Due Diligence in a Nutshell

Sun, Jul 11, 2010

General

In the business world, Due Diligence refers to the process of investigating information related to people and businesses.

  • This can be on a voluntary basis when conducting a background check on a future employee, or it can be a legal stipulation in investigations surrounding the legal issues in a corporate takeover.  
  • The most common type of Due Diligence performed in business relates to a merger or acquisition (M&A).

The M&A process involves buyers and sellers of businesses connecting with other buyers and sellers to complete transactions so that one business buys another or two businesses combine into one.

For example, in a typical sell-side M&A deal, a seller develops a confidential information memorandum (CIM) and distributes that document to potential buyers.   When serious buyers step forward, letters of intent are executed and the seller discloses additional information with the prospective buyers.

This is the preliminary Due Diligence, and the point at which interested buyers investigate more detailed information to determine if they will submit a letter of intent to enter into a purchase and sale agreement and close the transaction.

Once a final buyer has been identified, the real Due Diligence starts.
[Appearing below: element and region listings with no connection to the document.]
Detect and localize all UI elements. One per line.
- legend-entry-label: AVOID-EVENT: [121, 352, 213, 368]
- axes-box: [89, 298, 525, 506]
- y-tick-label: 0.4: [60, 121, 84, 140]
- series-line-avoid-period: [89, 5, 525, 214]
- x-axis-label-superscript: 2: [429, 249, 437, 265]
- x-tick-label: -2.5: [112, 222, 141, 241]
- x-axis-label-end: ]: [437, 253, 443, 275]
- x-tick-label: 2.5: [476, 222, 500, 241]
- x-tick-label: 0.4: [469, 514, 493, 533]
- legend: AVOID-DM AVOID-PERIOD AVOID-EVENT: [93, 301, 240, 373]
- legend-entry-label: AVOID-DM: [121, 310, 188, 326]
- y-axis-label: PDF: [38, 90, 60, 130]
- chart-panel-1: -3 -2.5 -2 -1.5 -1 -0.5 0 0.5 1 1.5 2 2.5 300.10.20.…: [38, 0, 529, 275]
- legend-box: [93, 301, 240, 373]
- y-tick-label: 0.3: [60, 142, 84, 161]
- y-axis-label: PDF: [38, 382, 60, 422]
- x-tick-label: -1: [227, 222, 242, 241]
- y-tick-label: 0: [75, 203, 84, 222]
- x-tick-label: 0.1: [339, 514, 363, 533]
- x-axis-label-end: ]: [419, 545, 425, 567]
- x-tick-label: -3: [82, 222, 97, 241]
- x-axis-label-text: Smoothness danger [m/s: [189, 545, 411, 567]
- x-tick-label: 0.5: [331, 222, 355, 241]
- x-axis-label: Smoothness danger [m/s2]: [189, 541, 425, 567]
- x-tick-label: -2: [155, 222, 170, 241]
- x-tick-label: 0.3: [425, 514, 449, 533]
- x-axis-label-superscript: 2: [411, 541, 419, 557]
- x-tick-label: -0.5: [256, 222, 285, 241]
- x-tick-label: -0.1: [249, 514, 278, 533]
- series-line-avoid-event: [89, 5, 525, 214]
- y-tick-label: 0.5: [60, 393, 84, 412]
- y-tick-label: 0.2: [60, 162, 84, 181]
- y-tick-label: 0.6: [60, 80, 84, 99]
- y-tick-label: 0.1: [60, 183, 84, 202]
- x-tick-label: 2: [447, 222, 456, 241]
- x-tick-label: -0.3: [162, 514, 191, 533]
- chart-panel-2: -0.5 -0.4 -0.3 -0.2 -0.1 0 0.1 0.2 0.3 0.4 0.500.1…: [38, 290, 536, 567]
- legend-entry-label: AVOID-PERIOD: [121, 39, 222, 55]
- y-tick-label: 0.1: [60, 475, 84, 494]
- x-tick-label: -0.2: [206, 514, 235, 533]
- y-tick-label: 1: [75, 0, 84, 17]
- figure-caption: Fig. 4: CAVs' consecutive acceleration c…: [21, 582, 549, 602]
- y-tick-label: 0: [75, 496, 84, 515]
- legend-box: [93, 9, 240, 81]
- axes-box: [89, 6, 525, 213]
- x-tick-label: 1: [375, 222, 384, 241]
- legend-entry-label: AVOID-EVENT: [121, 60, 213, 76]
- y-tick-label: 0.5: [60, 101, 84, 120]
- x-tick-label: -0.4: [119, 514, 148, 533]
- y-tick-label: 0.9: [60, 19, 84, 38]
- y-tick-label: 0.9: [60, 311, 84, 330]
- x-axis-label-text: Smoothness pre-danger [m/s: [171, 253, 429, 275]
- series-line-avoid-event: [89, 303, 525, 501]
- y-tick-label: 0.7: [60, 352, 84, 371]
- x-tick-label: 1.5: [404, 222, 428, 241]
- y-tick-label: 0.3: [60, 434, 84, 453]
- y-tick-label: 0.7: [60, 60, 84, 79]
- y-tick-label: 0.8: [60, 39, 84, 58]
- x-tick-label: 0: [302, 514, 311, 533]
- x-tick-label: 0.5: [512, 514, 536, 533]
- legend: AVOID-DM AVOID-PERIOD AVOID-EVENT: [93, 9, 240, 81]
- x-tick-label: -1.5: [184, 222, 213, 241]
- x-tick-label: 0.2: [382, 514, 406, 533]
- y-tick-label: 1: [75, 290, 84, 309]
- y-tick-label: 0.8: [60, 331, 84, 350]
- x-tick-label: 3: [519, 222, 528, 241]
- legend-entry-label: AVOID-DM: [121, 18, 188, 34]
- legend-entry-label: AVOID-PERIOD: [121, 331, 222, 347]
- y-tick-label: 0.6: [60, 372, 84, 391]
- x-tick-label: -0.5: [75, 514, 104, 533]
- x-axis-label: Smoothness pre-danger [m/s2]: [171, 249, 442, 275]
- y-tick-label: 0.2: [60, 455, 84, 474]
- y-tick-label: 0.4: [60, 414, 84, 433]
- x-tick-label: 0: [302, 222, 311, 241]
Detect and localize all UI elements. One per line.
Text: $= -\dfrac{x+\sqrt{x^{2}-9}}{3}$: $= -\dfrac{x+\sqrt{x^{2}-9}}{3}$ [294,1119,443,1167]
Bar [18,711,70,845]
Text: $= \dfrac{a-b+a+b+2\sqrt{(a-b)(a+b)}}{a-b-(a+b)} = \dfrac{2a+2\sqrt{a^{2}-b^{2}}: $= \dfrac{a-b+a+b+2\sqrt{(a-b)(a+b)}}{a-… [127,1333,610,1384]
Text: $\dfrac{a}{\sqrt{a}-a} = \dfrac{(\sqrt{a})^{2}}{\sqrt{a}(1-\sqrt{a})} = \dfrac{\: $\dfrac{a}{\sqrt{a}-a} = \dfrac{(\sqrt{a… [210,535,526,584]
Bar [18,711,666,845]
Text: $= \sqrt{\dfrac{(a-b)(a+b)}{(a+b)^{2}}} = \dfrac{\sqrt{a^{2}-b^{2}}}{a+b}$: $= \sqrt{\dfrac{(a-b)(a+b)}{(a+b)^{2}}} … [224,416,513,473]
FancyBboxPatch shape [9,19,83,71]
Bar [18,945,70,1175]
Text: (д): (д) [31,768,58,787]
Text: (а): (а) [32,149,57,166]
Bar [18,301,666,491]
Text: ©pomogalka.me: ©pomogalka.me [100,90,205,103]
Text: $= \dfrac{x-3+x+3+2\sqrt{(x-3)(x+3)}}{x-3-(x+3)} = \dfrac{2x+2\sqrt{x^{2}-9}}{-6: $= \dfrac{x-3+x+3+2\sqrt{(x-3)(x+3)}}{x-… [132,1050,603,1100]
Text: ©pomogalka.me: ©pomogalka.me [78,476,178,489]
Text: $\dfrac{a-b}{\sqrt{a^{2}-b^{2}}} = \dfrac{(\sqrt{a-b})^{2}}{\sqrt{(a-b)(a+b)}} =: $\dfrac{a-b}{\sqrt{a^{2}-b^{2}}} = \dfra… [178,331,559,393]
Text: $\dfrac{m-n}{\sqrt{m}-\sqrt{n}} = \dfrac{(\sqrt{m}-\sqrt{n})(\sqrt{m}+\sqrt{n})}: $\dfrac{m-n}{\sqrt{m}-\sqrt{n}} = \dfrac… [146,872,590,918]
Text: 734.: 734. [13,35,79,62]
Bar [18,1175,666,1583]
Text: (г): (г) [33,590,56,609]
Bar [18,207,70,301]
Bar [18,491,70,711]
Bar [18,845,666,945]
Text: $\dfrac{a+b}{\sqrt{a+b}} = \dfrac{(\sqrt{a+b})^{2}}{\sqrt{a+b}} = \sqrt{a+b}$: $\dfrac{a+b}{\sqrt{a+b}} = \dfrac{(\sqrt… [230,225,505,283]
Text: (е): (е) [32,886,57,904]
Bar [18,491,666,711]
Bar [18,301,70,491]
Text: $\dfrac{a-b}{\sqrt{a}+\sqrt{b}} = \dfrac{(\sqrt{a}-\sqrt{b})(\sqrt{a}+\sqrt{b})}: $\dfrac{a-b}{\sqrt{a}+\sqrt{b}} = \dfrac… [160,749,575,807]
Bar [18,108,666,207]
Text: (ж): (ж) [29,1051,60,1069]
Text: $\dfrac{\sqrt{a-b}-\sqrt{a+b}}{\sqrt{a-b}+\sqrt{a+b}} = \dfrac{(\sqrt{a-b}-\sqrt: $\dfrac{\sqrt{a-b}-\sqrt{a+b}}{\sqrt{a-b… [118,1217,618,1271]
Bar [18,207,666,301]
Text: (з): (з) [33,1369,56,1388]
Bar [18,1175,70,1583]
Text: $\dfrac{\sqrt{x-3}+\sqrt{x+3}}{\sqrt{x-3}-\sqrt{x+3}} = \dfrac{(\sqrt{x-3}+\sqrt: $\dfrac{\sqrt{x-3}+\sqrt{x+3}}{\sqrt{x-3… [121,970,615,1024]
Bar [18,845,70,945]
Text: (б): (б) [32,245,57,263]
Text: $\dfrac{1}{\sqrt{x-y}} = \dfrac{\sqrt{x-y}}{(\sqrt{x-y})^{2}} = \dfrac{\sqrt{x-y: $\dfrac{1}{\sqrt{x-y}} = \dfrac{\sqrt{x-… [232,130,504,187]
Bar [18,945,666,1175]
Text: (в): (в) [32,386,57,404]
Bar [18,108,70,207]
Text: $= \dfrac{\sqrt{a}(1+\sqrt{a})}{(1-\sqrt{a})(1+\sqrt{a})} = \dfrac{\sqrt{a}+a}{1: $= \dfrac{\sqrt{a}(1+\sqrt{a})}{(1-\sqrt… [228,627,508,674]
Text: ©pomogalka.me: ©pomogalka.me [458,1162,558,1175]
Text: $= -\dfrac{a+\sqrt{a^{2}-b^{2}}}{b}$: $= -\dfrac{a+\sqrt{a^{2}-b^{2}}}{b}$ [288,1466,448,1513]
It is at this point that the potential buy and seller have agreed to disclose all information related to the business so that the buyer can investigate the financial statements, tax returns, inventory, fixed assets etc. in an effort to verify their understanding of the state of the business and to decide on a purchase price.

In some cases, Due Diligence has been described as a process in which buyers look for the means to reduce their risk and reduce the purchase price before the close of a deal.

In today’s business arena , the process of Due Diligence has been streamlined by collecting the information in digital format (mostly PDF) and sharing it online in a virtual data room.  This has tremendous advantage over the distribution of paper or other digital media such as CDs, because large volumes of digital data can be shared online with many people in a matter of minutes.

By the time a transaction hits the due diligence phase, the participants have likely made the decision to move forward with the transaction. All they really need to do is confirm what they think they know and finalize the price. All involved are usually motivated to do this as expeditiously as possible.

Virtual data rooms accelerate the due diligence process and add additional value by providing industry leading security like digital rights management (DRM), and intelligent reporting of activity, providing visibility throughout the process, ultimately helping all involved better manage risk.